Average Cost Method (Mutual Funds)
The average cost method is an IRS-permitted cost basis accounting approach used primarily for mutual fund shares in which all shares of a fund held in an account are assigned a uniform cost equal to the total amount invested divided by the total number of shares owned, simplifying record-keeping but sacrificing the tax optimization flexibility available through specific lot identification.
Mutual fund investors frequently acquire shares through automatic reinvestment of dividends and capital gain distributions, dollar-cost averaging programs, and multiple lump-sum purchases over years or decades. Tracking the cost basis of each individual reinvested dividend purchase — which might occur monthly over 20 years — is administratively burdensome. The average cost method addresses this by collapsing all purchases into a single blended cost per share.
The IRS recognizes two variants of the average cost method: single-category averaging, in which all shares regardless of holding period are averaged together, and double-category averaging, which was eliminated for shares acquired after April 1, 2011. For most investors today, average cost means single-category averaging. The blended cost per share is calculated by dividing the total amount invested in the fund (including all reinvested distributions) by the total number of shares currently owned.
Once an investor elects the average cost method for a specific mutual fund account at a specific broker or fund company, they must generally continue using it for that fund unless they notify the custodian of a change before a sale. The Tax Cuts and Jobs Act of 2017 and IRS regulations require that investors elect their accounting method in writing, and switching methods after the fact is not permitted.

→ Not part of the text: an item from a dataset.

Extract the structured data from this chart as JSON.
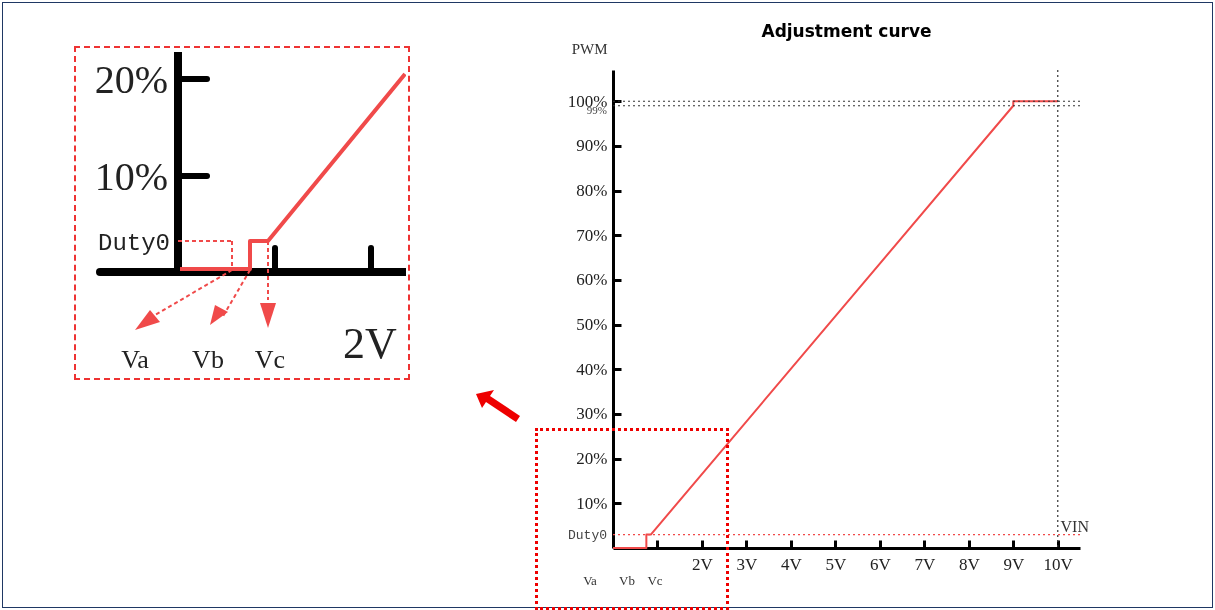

The primary advantage of average cost is simplicity. Mutual fund companies and brokerages calculate and report the average cost automatically, and the investor need not track individual lots. For investors who do not have large embedded gains or losses in specific lots, average cost produces a reasonable estimate of taxable gain on sale.
The primary disadvantage is the loss of tax optimization flexibility. When the average cost is used, the investor cannot selectively realize losses from high-cost lots or defer gains from low-cost lots. All sales are treated as coming from shares at the blended price. For investors who have been in a mutual fund through significant market cycles — with some lots purchased near market peaks and others near troughs — specific lot identification would allow much more precise gain and loss management than averaging permits. For ETFs purchased after January 1, 2012, average cost is not the default; specific lot identification is generally available and preferable for tax-aware investors.